Evidence from the Albert day unit corroborates this: in its first six months of operation there were no such complications.
One of the criteria of the PADSS is that there should be little pain before discharge. However, a study of 500 day-case patients (Chung, 1995b) found that 30% had some pain at the incision site, 25% had a sore throat and 10-15% experienced dizziness, headache or drowsiness after the operation. It is therefore vital to provide families with comprehensive written information to complement the verbal advice given by staff and enable them to care safely for the child at home. The effectiveness of leaflets and verbal instruction can be assessed in a follow-up telephone call.

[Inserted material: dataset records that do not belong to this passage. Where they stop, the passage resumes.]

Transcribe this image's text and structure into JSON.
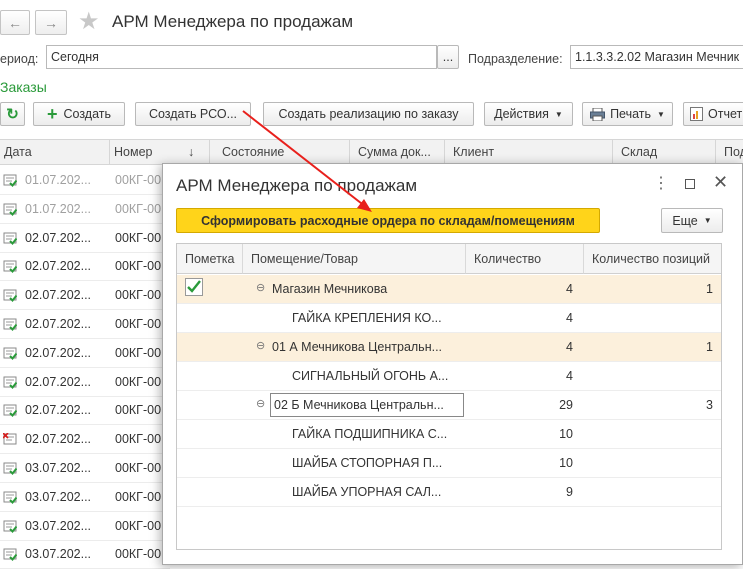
{
  "window": {
    "title": "АРМ Менеджера по продажам"
  },
  "filters": {
    "period_label": "ериод:",
    "period_value": "Сегодня",
    "period_btn": "...",
    "division_label": "Подразделение:",
    "division_value": "1.1.3.3.2.02 Магазин Мечник"
  },
  "section_title": "Заказы",
  "toolbar": {
    "create": "Создать",
    "create_rso": "Создать РСО...",
    "create_realization": "Создать реализацию по заказу",
    "actions": "Действия",
    "print": "Печать",
    "reports": "Отчет"
  },
  "table": {
    "headers": {
      "date": "Дата",
      "number": "Номер",
      "sort_arrow": "↓",
      "state": "Состояние",
      "sum": "Сумма док...",
      "client": "Клиент",
      "warehouse": "Склад",
      "extra": "Под"
    },
    "rows": [
      {
        "date": "01.07.202...",
        "num": "00КГ-00",
        "icon": "doc-posted",
        "dim": true
      },
      {
        "date": "01.07.202...",
        "num": "00КГ-00",
        "icon": "doc-posted",
        "dim": true
      },
      {
        "date": "02.07.202...",
        "num": "00КГ-00",
        "icon": "doc-posted",
        "dim": false
      },
      {
        "date": "02.07.202...",
        "num": "00КГ-00",
        "icon": "doc-posted",
        "dim": false
      },
      {
        "date": "02.07.202...",
        "num": "00КГ-00",
        "icon": "doc-posted",
        "dim": false
      },
      {
        "date": "02.07.202...",
        "num": "00КГ-00",
        "icon": "doc-posted",
        "dim": false
      },
      {
        "date": "02.07.202...",
        "num": "00КГ-00",
        "icon": "doc-posted",
        "dim": false
      },
      {
        "date": "02.07.202...",
        "num": "00КГ-00",
        "icon": "doc-posted",
        "dim": false
      },
      {
        "date": "02.07.202...",
        "num": "00КГ-00",
        "icon": "doc-posted",
        "dim": false
      },
      {
        "date": "02.07.202...",
        "num": "00КГ-00",
        "icon": "doc-deleted",
        "dim": false
      },
      {
        "date": "03.07.202...",
        "num": "00КГ-00",
        "icon": "doc-posted",
        "dim": false
      },
      {
        "date": "03.07.202...",
        "num": "00КГ-00",
        "icon": "doc-posted",
        "dim": false
      },
      {
        "date": "03.07.202...",
        "num": "00КГ-00",
        "icon": "doc-posted",
        "dim": false
      },
      {
        "date": "03.07.202...",
        "num": "00КГ-00",
        "icon": "doc-posted",
        "dim": false
      }
    ]
  },
  "modal": {
    "title": "АРМ Менеджера по продажам",
    "primary_button": "Сформировать расходные ордера по складам/помещениям",
    "more_button": "Еще",
    "columns": {
      "mark": "Пометка",
      "place": "Помещение/Товар",
      "qty": "Количество",
      "positions": "Количество позиций"
    },
    "rows": [
      {
        "kind": "group",
        "checked": true,
        "name": "Магазин Мечникова",
        "qty": "4",
        "positions": "1"
      },
      {
        "kind": "item",
        "name": "ГАЙКА КРЕПЛЕНИЯ КО...",
        "qty": "4",
        "positions": ""
      },
      {
        "kind": "group",
        "checked": false,
        "name": "01 А Мечникова Центральн...",
        "qty": "4",
        "positions": "1"
      },
      {
        "kind": "item",
        "name": "СИГНАЛЬНЫЙ ОГОНЬ А...",
        "qty": "4",
        "positions": ""
      },
      {
        "kind": "group-selected",
        "checked": false,
        "name": "02 Б Мечникова Центральн...",
        "qty": "29",
        "positions": "3"
      },
      {
        "kind": "item",
        "name": "ГАЙКА ПОДШИПНИКА С...",
        "qty": "10",
        "positions": ""
      },
      {
        "kind": "item",
        "name": "ШАЙБА СТОПОРНАЯ П...",
        "qty": "10",
        "positions": ""
      },
      {
        "kind": "item",
        "name": "ШАЙБА УПОРНАЯ САЛ...",
        "qty": "9",
        "positions": ""
      }
    ]
  },
  "colors": {
    "accent_green": "#2a9a3a",
    "primary_yellow": "#ffd41a",
    "highlight_row": "#fcf0dc",
    "arrow_red": "#e8201c"
  }
}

We agreed that the standard statement for discharging children from both day surgery units would be: each child admitted to the day unit for a procedure under sedation or general anaesthetic would meet the agreed discharge standards before discharge.
The discharge criteria that are now used in both units are based on an adapted PADSS (see box) and the chart is incorporated into each child’s notes.
Audit and feedback have been highlighted as ways to incorporate evidence and research findings into practice (Richardson et al, 2000). We developed an audit tool to enable us to evaluate the process of discharge. This resulted in the following objectives.
- All children and their families are to be seen and assessed by a children’s nurse before discharge;
- All families are to receive written information to enable them to care for their child at home after the procedure: this includes the contact telephone numbers of medical or nursing staff;
- All discharge documentation is to be completed in full.
If the objectives are achieved in 90% of cases, the standard is defined as being successful. The audit, which is completed every six months, involves reviewing the discharge forms of 30 randomly selected patients (about two weeks of consecutive admissions).
For the initial audit, tables were completed to enable the outcomes to be measured and the results were compared with an audit of the follow-up telephone calls. These measures will enable us to monitor the discharge criteria continually.
Parents and children were also asked to fill in a questionnaire about their visit to the unit, including a section on the child’s discharge. So far, none of the parents has expressed any concerns about their child’s readiness for discharge.
Standards can be used as a mechanism to maintain quality in nursing. This work shows how theory can be translated into evidence-based practice. We developed criteria to assess children’s readiness for discharge after day surgery. An initial audit of our practices has shown an improvement in the outcomes of care for paediatric day surgery.